Ethicists have already envisaged future scenarios in which genetic enhancement would be common. “Gene transfer methods were developed for therapeutic use, but there are further uses now,” said Claudio Tamburrini, a specialist on sports ethics in the international EU-funded Enhance project. “Genetic technology has the potential of going beyond or bringing us further towards some kind of transhumanism or posthumanism. […] We will have human beings who will live longer with enhanced capacities.”
The examples of LASIK (laser-assisted in situ keratomileusis) or therapeutic muscle treatment show how grey zones might eventually become slippery slopes that question values of fair play and joy in sport. Tamburrini therefore believes that competition will shift further towards technology. “Suppose one hundred years from now, most of us, perhaps all of us, as a standard procedure will get genetically enhanced,” he asked. The logical consequence is that athletes would also use the latest gene technology to get an edge in the game. “It will just be a continuation of what we have now,” Tamburrini said. It would be like a Formula One car race, only with a team of biologists instead of mechanics in the background.
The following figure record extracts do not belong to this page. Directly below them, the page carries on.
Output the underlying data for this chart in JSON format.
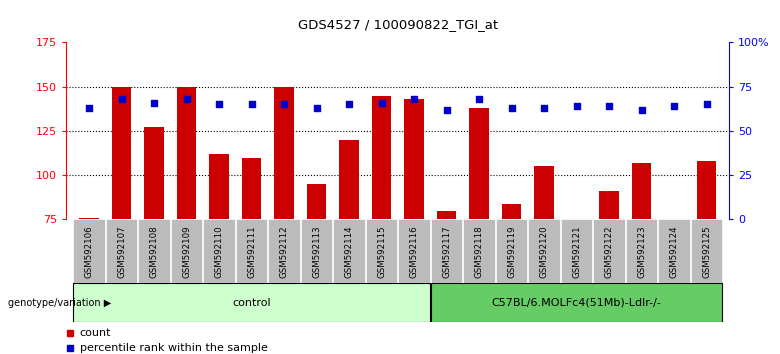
{
  "title": "GDS4527 / 100090822_TGI_at",
  "samples": [
    "GSM592106",
    "GSM592107",
    "GSM592108",
    "GSM592109",
    "GSM592110",
    "GSM592111",
    "GSM592112",
    "GSM592113",
    "GSM592114",
    "GSM592115",
    "GSM592116",
    "GSM592117",
    "GSM592118",
    "GSM592119",
    "GSM592120",
    "GSM592121",
    "GSM592122",
    "GSM592123",
    "GSM592124",
    "GSM592125"
  ],
  "counts": [
    76,
    150,
    127,
    150,
    112,
    110,
    150,
    95,
    120,
    145,
    143,
    80,
    138,
    84,
    105,
    65,
    91,
    107,
    65,
    108
  ],
  "percentile_ranks": [
    63,
    68,
    66,
    68,
    65,
    65,
    65,
    63,
    65,
    66,
    68,
    62,
    68,
    63,
    63,
    64,
    64,
    62,
    64,
    65
  ],
  "ylim_left": [
    75,
    175
  ],
  "ylim_right": [
    0,
    100
  ],
  "yticks_left": [
    75,
    100,
    125,
    150,
    175
  ],
  "yticks_right": [
    0,
    25,
    50,
    75,
    100
  ],
  "ytick_labels_right": [
    "0",
    "25",
    "50",
    "75",
    "100%"
  ],
  "bar_color": "#cc0000",
  "dot_color": "#0000cc",
  "n_control": 11,
  "n_total": 20,
  "control_label": "control",
  "treatment_label": "C57BL/6.MOLFc4(51Mb)-Ldlr-/-",
  "control_color": "#ccffcc",
  "treatment_color": "#66cc66",
  "genotype_label": "genotype/variation",
  "legend_count": "count",
  "legend_pct": "percentile rank within the sample",
  "xticklabel_bg": "#bbbbbb"
}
In the end, it depends on how strongly athletes and trainers believe in the Olympic principles irrespective of other competitors—as Schneider did when she participated in the 1984 Olympic games as a member of the Canadian rowing team. “[I]t was very clear that the Eastern Bloc women's teams were using steroids. They dominated because of that and I accepted that these were the conditions under which I was competing,” she said. “But I was not willing to pay the price of taking steroids.” She eventually returned home with an Olympic silver medal.
“Sport is becoming a perversion and a circus,” Schneider said. “It is entertainment but it has no meaning. Do we want to celebrate technological advancements and surgeries on bodies that we create to do maximum performances or do we want to celebrate the human will overcoming obstacles?” It is up to society to define whether it wants to see a high-tech race in which the best genetic designers win or the original Olympic ethos of individuals competing with each other in their natural state. To this end, Schneider, Friedmann and Haisma all feel that more education is needed to stress the original idea of sports. “It is the positive model that we support. If we use that criteria we cannot possibly support designing people for sport,” Schneider said. “We are treating human beings like pieces of meat. We create them for this activity. If commercialism pushes this so strongly, we lose the core values about celebrating human effort and the joy of the effort and the love of the game.”